Download the Independent Study application form

Please also consider Graduation with Distinction!

Independent Study

Project: Public Service Announcement Advocating Human Papilloma Virus (HPV) Vaccination in Senegal.

Students: Charmaine Mutucumarana (French & Biology '13), and Eileen Chia-Wen Lin (Language Studies & Global Health '16)

"This poster stemmed from a class project where students had TalkAbroad conversations with individuals from Francophone countries and then designed a culturally-specific Public Service Announcement for a particular health conditions," said Mutucumarana.

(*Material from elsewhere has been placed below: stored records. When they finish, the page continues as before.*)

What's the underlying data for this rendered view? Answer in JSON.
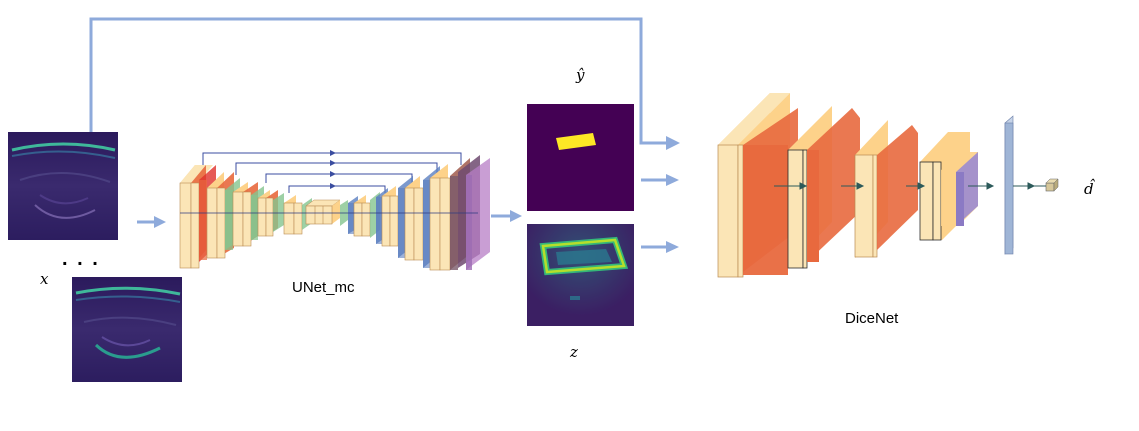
{
  "labels": {
    "input_var": "x",
    "ellipsis": ". . .",
    "unet_name": "UNet_mc",
    "seg_output_var": "ŷ",
    "latent_var": "z",
    "dicenet_name": "DiceNet",
    "score_var": "d̂"
  },
  "colors": {
    "arrow": "#8eaadb",
    "skip": "#3b4da0",
    "conv_face": "#fbe5b6",
    "conv_side": "#fdd28a",
    "relu": "#e8693e",
    "pool": "#e0312a",
    "concat_green": "#84c48e",
    "upconv_blue": "#5b7fc0",
    "softmax": "#b77ec6",
    "fc": "#9fb5d6",
    "viridis_dark": "#440154",
    "viridis_teal": "#2a788e",
    "viridis_green": "#7ad151",
    "viridis_yellow": "#fde725"
  },
  "icons": {
    "ultrasound_image": "ultrasound-image-icon",
    "segmentation_map": "segmentation-map-icon",
    "latent_map": "latent-map-icon"
  }
}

"I am excited about combining my interests in languages with a Global Health orientation," said Chia-Wen Lin.

 


Project: Voices in Global Health (Spanish) Public Service Announcements

Student: Jina Kim (Biology '13)

"Language and culture play an enormous role in our public health system. Unfortunately, the importance of understanding socio-cultural differences is oftentimes unknown and/or underplayed in our health system. In this class, we aim to begin to understand these differences and their impact on health-related choices and disparities. This poster displays one of our projects, which was to create a public service announcement (PSA) for Durham's Latino community. Through these PSAs and other projects, we hope to facilitate communication and innovation for a more effective, cross-cultural health system in the United States and beyond," said Kim.

2018 Program

Each year the Department of Romance Studies (with co-sponsorship of the Office of the Dean of Academic Affairs) presents an Undergraduate Research Conference on the theme of ‘Old Worlds, New Worlds, Future Worlds.' The conference provides an outlet for the outstanding research produced by students in Romance Studies courses, and is an important means by which the department fosters an active culture of research and exchange among students and faculty. This spring at the eighth annual conference, thirteen student projects were presented, displaying an amazing variety of interdisciplinary and innovative topics and research approaches.